Statistical Analysis
- The intent-to-treat population consisted of all randomized patients who received at least one dose of study drug and had at least one follow-up efficacy assessment. Cumulative incidence rates of type 2 diabetes were calculated using a Kaplan-Meier estimate-of-survival function with partitions at 6-month intervals.
- Statistical significance of differences between treatment groups for the primary end point of time to onset of diabetes were determined by the log-rank test. If significant, hazard ratios were determined as an estimate of relative risk of developing diabetes. Age and BMI subgroups were categorized at baseline as above or below the median to determine the effect of age and BMI on the relative risk of developing type 2 diabetes.

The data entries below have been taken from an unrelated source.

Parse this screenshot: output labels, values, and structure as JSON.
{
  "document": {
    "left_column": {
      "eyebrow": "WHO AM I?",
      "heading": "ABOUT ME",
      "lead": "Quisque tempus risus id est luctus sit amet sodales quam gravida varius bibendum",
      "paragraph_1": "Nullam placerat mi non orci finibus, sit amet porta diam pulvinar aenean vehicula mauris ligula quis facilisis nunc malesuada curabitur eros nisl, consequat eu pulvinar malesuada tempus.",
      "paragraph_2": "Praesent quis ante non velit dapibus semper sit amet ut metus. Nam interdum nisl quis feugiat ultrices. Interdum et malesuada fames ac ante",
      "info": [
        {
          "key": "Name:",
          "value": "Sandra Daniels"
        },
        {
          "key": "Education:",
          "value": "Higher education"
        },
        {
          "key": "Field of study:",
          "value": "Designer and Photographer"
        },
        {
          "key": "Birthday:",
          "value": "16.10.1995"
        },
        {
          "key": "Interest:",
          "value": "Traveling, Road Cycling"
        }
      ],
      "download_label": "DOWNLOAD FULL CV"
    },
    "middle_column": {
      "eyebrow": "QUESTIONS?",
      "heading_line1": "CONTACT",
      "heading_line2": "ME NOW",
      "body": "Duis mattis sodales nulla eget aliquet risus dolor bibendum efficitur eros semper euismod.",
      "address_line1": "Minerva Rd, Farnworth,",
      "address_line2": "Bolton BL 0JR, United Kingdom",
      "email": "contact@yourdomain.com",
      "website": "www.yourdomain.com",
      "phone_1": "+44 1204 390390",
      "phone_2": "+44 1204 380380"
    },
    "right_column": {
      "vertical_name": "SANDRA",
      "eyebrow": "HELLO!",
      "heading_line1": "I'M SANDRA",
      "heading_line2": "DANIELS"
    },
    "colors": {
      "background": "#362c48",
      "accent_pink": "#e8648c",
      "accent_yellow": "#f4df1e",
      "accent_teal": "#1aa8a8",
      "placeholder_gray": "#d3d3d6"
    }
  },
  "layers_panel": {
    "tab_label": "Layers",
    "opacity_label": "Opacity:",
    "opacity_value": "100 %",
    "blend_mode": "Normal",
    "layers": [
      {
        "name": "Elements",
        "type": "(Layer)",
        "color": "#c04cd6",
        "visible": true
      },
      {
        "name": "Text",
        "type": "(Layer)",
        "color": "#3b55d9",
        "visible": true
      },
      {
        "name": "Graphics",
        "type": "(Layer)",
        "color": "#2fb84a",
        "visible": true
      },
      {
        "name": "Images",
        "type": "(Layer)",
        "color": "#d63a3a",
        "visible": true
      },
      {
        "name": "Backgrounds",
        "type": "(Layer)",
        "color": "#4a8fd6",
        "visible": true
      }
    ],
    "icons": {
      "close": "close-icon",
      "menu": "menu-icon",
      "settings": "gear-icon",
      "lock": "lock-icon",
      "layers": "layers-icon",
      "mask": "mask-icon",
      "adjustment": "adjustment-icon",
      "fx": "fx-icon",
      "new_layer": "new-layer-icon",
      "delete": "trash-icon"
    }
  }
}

- Quantitative changes in primary and secondary efficacy parameters were analyzed at yearly timepoints using an ANCOVA model. Baseline values were used as covariates. Lipid parameters were analyzed using percent change. Body weight changes were analyzed categorically. Descriptive statistics for all secondary parameters involving changes over time used observed data. Descriptive statistics for change in body weight and categorical body weight changes used last observations forward (LOCF) data unless otherwise noted. Observed, LOCF, and baseline observation carried forward (BLCF) methods were used for hypothesis testing of quantitative parameters.
Timing of Measurements
- Dietary counseling was provided every 2 weeks for the first 6 months then monthly thereafter.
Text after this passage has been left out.